Professor Elhoseiny elected as a Senior Member of the Association for the Advancement of Artificial Intelligence

KAUST Assistant Professor of Computer Science Mohamed H. Elhoseiny has been elected as a senior member of the Association for the Advancement of Artificial Intelligence (AAAI)

By David Murphy

KAUST Assistant Professor of Computer Science
Mohamed H. Elhoseiny has been elected as a senior member of the Association for the Advancement of Artificial Intelligence (AAAI). Elhoseiny was recognized for his longstanding contributions to the field of artificial intelligence and long-term membership in the AAAI.

Founded in 1979, AAAI is a nonprofit scientific society dedicated to promoting the research and responsible use of AI technology. According to its website, the AAAI aims to advance the scientific understanding of the “mechanisms underlying thought and intelligent behavior and their embodiment in machines.”

Elhoseiny was inducted as a senior member during the
37th AAAI Conference on Artificial Intelligence’s (AAAI-23’s) awards ceremony on Saturday, February 11, 2023. AAAI-23 was held from February 7-14 in Washington, D.C., under the theme "creating collaborative bridges within and beyond AI."

It was a great feeling to receive my membership certificate from the current AAAI president, Francesca Rossi, as part of the award ceremony in front of all the (thousands of) conference attendees,” he noted of his award.

Being recognized by the international AI research community is a great honor. I also feel proud of my students who have worked hard and consider them part of this recognition.”  

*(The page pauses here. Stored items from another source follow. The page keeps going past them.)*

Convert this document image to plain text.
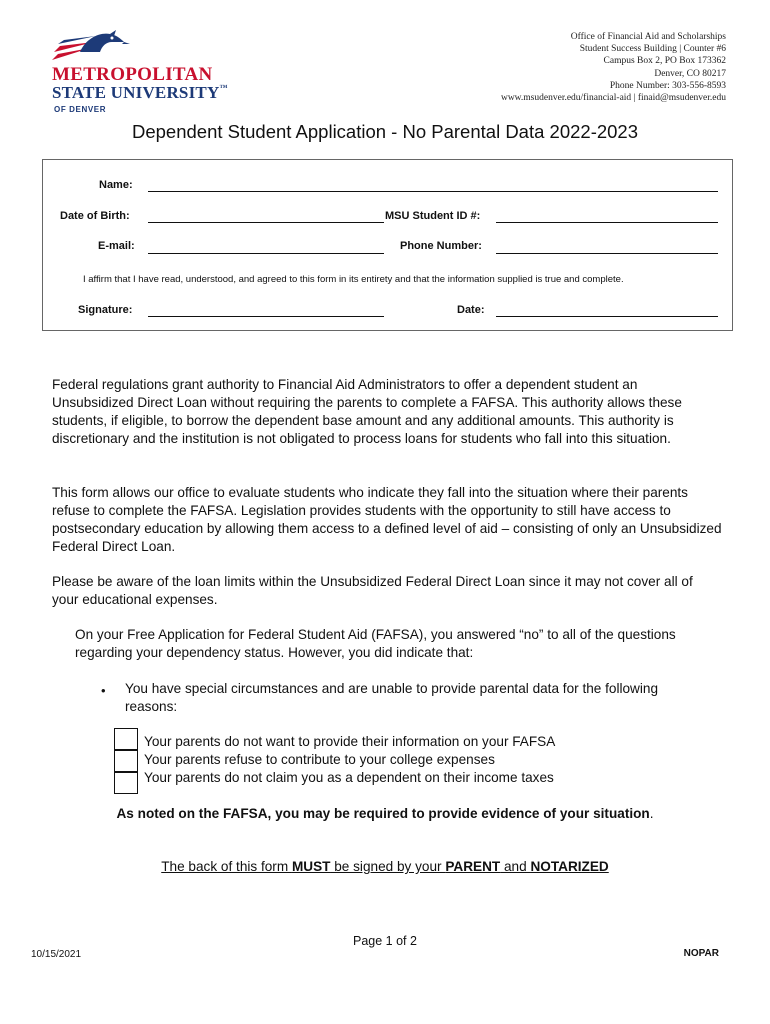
METROPOLITAN
STATE UNIVERSITY™
OF DENVER
Office of Financial Aid and Scholarships
Student Success Building | Counter #6
Campus Box 2, PO Box 173362
Denver, CO 80217
Phone Number: 303-556-8593
www.msudenver.edu/financial-aid | finaid@msudenver.edu
Dependent Student Application - No Parental Data 2022-2023
Name:
Date of Birth:	MSU Student ID #:
E-mail:	Phone Number:
I affirm that I have read, understood, and agreed to this form in its entirety and that the information supplied is true and complete.
Signature:	Date:
Federal regulations grant authority to Financial Aid Administrators to offer a dependent student an Unsubsidized Direct Loan without requiring the parents to complete a FAFSA. This authority allows these students, if eligible, to borrow the dependent base amount and any additional amounts. This authority is discretionary and the institution is not obligated to process loans for students who fall into this situation.
This form allows our office to evaluate students who indicate they fall into the situation where their parents refuse to complete the FAFSA. Legislation provides students with the opportunity to still have access to postsecondary education by allowing them access to a defined level of aid – consisting of only an Unsubsidized Federal Direct Loan.
Please be aware of the loan limits within the Unsubsidized Federal Direct Loan since it may not cover all of your educational expenses.
On your Free Application for Federal Student Aid (FAFSA), you answered “no” to all of the questions regarding your dependency status. However, you did indicate that:
• You have special circumstances and are unable to provide parental data for the following reasons:
Your parents do not want to provide their information on your FAFSA
Your parents refuse to contribute to your college expenses
Your parents do not claim you as a dependent on their income taxes
As noted on the FAFSA, you may be required to provide evidence of your situation.
The back of this form MUST be signed by your PARENT and NOTARIZED
Page 1 of 2
10/15/2021	NOPAR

Before joining KAUST in 2019, Elhoseiny received his Ph.D. degree ('16) from Rutgers University, New Brunswick, Canada. He then spent over two years working as a postdoctoral researcher in Facebook’s AI research wing. The PI of the KAUST Computer Vision, Content AI (Vision-CAIR) Research Group received his B.Sc. in Computer Systems and M.Sc. in Computer Systems from Ain Shams University, Egypt, in 2010 and 2006, respectively.

Elhoseiny’s
primary research interests are in computer vision—the intersection between natural language and vision and computational creativity—in particular, efficient multimodal learning with limited data and vision and language. He is also interested in affective AI, especially understanding and generating novel visual content, such as art and fashion.

In 2018, he received the best paper award for his work on creative fashion generation at the ECCV 2018 Workshop on Fashion and Art. Elhoseiny also received the Doctoral Consortium Award at CVPR 2016 and an NSF Fellowship for his Write-a-Classifier Project in 2014. His earlier research regarding creative art generation was featured in the New Scientist Magazine and MIT Technology Review; the MIT Technology Review has also covered his work on lifelong learning.

Elhoseiny believes KAUST has the potential to play a leading role in AI research not only in the MENA region but also on a global scale: “KAUST has made significant investments in AI research, both in terms of infrastructure and human resources, and has attracted some of the world's most talented researchers and scholars in AI.

“Furthermore,
its partnerships with industry and other academic institutions have provided opportunities for collaboration and knowledge sharing. These efforts have helped position KAUST as a hub for AI research in the region and beyond.”